Your build config might be doing too many things.

Forces:

You want your build time to take less, but you do not want to remove any actions from the build because all the build actions are important.

Solution:

First, Have each build configuration do one thing, and then “share” the resulting artifacts, such as built binaries, so that other build configurations can use them.

Then, for each build down the pipeline, have the build import the artifacts from the build config up the line, and simply do one more action on the artifacts, and share them with the next build up the pipeline.

For example

say you have the following build configurations in TeamCity before applying the solution:

  • Continuous Integration Build : Gets from source control, compiles in debug, runs fast tests in debug
  • Nightly Build: Compiles in debug, runs tests in debug, compiles in release, runs tests in release, runs slow tests on release, deploys to test env.
  • Release Build: Compiles in debug, runs tests in debug, compiles in release, runs tests in release, runs slow tests on release, deploys to release env.

Here is one way we can make each build do one thing, then share the artifacts with the build up the pipeline:

  • Continuous Integration Build : Gets from source control, compiles in debug, runs fast tests in debug, shares source and binaries artifacts
  • Nightly Build: Gets build artifacts from CI build.
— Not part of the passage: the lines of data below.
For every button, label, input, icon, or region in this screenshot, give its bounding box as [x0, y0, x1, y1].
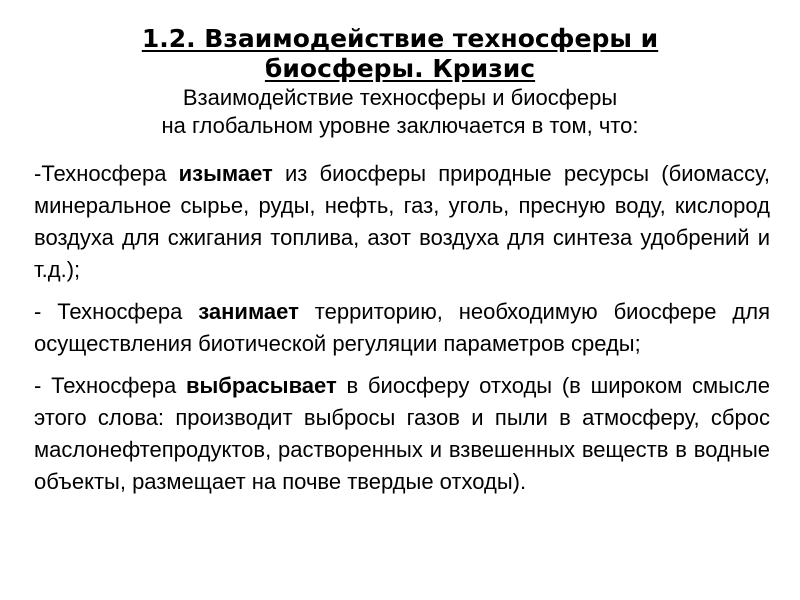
paragraph-lead: -Техносфера [34, 161, 179, 186]
paragraph-text: территорию, необходимую биосфере для осуществления биотической регуляции параметров среды; [34, 299, 770, 356]
paragraph-keyword: изымает [178, 161, 273, 186]
paragraph-extracts [34, 158, 770, 286]
paragraph-keyword: выбрасывает [185, 373, 337, 398]
slide-title [60, 24, 740, 84]
subtitle-line-1: Взаимодействие техносферы и биосферы [182, 85, 618, 110]
paragraph-lead: - Техносфера [34, 373, 186, 398]
paragraph-text: из биосферы природные ресурсы (биомассу, минеральное сырье, руды, нефть, газ, уголь, пресную воду, кислород воздуха для сжигания топлива, азот воздуха для синтеза удобрений и т.д.); [34, 161, 770, 282]
paragraph-occupies [34, 296, 770, 360]
paragraph-keyword: занимает [198, 299, 299, 324]
title-line-1: 1.2. Взаимодействие техносферы и [141, 24, 659, 53]
paragraph-text: в биосферу отходы (в широком смысле этого слова: производит выбросы газов и пыли в атмосферу, сброс маслонефтепродуктов, растворенных и взвешенных веществ в водные объекты, размещает на почве твердые отходы). [34, 373, 770, 494]
slide-body [34, 158, 770, 508]
subtitle-line-2: на глобальном уровне заключается в том, что: [161, 113, 639, 138]
paragraph-lead: - Техносфера [34, 299, 199, 324]
slide-subtitle [40, 84, 760, 140]
title-line-2: биосферы. Кризис [264, 54, 536, 83]
paragraph-emits [34, 370, 770, 498]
Compiles in release, runs fast tests in release, runs slow tests in release. Shares binaries as artifacts.
  • Release Build: Gets build artifacts from nightly build, deploys to release env. Shares deployed binaries as artifacts.

Now, each build does just one thing, on top of the pre built binaries. For example, only the first build of the bunch gets from source code. Only two builds compile. The deploy build doesn’t do anything but deploy.

This also eases the build script management, each build gets a separate build script in source control, that can be reused if needed.